HIT-EC correctly predicted the EC numbers of the two enzymes: EC 1.14.99.15 for CYP199A35 and EC 3.1.1.101 for PET hydrolases. We examined HIT-EC relevance scores for the target enzymes and closely related references to support the trustworthiness of the predictions. First, for CYP199A35 (Fig. 6A), HIT-EC highlighted the B-class P450 signature regions (purple boxes) and key functional sites (blue boxes), including the cytochrome P450 cysteine heme-iron ligand signature and metal-coordination sites. These findings align with known features of CYP199A-family monooxygenases. The conserved P450 cysteine heme-iron ligand signature provides structural evidence for monooxygenase chemistry typical of EC 1.14. For the interpretation analysis, the reference sequences included CYP199A-family enzymes, such as CYP199A1 from Bradyrhizobium japonicum USDA110, BAC46313.1; CYP199A4 from Rhodopseudomonas palustris HaA2, PDB 5KDB; CYP199A2 from R. palustris CGA009, WP_011157377.1; CYP199A25 from Arthrobacter sp., WP_091467048; and CYP199A35 from Amycolatopsismagusensis KCCM40447, WP_282773100.1. Second, HIT-EC highlighted PET hydrolase/cutinase-like signature regions (purple boxes) and the Gly-X-Ser-X-Gly motif characteristic of α/β-hydrolase-fold serine hydrolases (blue box) in Fig. 6B. This pattern indicates a serine hydrolase mechanism (EC 3.1). The reference sequence included PDB 6ILW, Ideonella sp.; 4EB0, leaf-branch-compost cutinase; 4CG1, Thermobifida alba; 4WFJ, Saccharomonospora viridis; 1JFR, Streptomyces exfoliatus; Streptomyces PET hadrolase, Streptomyces exfoliatus.

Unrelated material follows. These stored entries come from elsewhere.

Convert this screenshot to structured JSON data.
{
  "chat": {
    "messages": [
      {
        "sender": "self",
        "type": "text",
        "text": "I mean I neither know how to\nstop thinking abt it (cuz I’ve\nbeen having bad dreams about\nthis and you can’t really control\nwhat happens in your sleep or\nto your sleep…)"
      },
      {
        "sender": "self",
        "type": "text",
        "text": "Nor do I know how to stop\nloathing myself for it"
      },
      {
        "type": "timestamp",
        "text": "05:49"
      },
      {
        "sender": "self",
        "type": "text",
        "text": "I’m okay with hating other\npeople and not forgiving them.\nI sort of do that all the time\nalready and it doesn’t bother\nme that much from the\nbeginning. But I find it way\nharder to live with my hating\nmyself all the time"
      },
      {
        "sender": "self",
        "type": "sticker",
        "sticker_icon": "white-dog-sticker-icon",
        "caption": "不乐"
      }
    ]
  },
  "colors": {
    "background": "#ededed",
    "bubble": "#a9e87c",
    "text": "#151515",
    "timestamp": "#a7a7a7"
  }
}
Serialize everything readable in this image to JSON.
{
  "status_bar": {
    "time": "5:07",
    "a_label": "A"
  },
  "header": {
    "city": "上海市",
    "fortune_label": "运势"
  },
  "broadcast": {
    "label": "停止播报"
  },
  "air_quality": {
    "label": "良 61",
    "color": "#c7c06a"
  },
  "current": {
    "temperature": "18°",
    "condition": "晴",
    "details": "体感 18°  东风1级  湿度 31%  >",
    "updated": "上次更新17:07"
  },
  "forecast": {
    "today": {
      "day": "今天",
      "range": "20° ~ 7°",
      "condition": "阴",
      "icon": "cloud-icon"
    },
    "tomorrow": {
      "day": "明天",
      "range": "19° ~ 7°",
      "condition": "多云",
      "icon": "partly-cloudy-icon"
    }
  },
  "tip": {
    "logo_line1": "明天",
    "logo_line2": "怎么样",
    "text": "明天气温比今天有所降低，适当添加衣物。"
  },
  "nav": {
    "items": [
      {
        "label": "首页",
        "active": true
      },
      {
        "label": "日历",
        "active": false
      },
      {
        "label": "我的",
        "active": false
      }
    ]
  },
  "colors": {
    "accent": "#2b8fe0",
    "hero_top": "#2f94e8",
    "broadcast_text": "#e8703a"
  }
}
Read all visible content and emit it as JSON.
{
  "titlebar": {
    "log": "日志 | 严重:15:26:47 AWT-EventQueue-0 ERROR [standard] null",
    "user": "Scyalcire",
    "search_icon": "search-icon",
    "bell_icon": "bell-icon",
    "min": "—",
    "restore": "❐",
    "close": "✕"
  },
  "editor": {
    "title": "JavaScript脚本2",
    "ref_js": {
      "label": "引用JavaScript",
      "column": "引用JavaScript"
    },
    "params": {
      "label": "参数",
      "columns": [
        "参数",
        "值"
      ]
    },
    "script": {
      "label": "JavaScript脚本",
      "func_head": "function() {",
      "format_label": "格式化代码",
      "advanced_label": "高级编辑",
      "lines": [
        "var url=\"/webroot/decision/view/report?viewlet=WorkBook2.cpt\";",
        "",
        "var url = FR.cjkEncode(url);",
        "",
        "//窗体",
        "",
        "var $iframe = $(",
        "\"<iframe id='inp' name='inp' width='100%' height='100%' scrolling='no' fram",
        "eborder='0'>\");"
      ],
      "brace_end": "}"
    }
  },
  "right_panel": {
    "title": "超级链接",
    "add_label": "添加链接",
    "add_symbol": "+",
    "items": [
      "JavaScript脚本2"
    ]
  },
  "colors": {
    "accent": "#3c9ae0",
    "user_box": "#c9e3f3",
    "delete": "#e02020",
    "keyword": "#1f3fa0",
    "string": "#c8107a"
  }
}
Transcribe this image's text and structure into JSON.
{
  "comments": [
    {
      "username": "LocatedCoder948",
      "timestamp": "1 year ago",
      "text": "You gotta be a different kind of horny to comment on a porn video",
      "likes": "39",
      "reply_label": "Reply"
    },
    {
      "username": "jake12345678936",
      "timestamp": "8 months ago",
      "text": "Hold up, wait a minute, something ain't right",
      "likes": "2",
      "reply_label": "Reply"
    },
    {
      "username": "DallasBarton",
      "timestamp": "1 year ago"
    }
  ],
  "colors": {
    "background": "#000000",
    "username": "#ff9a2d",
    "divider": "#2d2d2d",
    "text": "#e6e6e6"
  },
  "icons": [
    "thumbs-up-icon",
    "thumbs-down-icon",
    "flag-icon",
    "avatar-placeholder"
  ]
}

In this study, we demonstrated that HIT-EC significantly advances EC number prediction through its innovative hierarchical interpretable transformer approach. HIT-EC achieved superior predictive performance in various evaluation settings, including cross-validation with large datasets, external validation, and species-specific evaluation. Importantly, HIT-EC significantly outperformed the benchmark models in predicting underrepresented EC numbers, which can be attributed to its innovative architectural design and learning strategy that handles incomplete annotations. HIT-EC’s transformer-based hierarchical framework captures complex dependencies between the four levels of the EC hierarchy, while preserving broader contextual information of the protein sequence, which results in enhanced predictive power for overall and underrepresented EC classes.

Furthermore, we enhanced the trustworthiness in the predictions through evidential deep learning. By incorporating attention mechanisms and relevance propagation, HIT-EC produces domain-specific evidence for the prediction, which aligns with established biological knowledge. HIT-EC accurately identifies conserved motifs and functional regions in enzymes, as demonstrated with the CYP106A2 family analysis and representative enzymes of the seven major EC families. The evidential approach not only ensures the reliability of its predictions, but also highlights regions of potential biological significance, offering insights that could guide further research and experimental validation.

As a future research direction, further improvement of the predictive power for underrepresented EC numbers would be critical. HIT-EC, while superior to state-of-the-art models, still showed low performance when classifying underrepresented EC numbers (micro-averaged F1-score of 0.77). In this study, we focused on EC classes with 10 to 25 enzyme references, representing roughly 20% of all EC classes across all databases. Classes with fewer than ten references account for about 58% of all EC classes across databases. Future work should broaden coverage to include these extremely rare classes. Additionally, the computational cost of the hierarchical transformer architecture may pose challenges for large-scale deployments. Future work could focus on optimizing the model’s efficiency without compromising its predictive and interpretative capabilities. HIT-EC represents a significant step forward in EC number prediction, advancing deep learning techniques with interpretability to deliver accurate and trustworthy results.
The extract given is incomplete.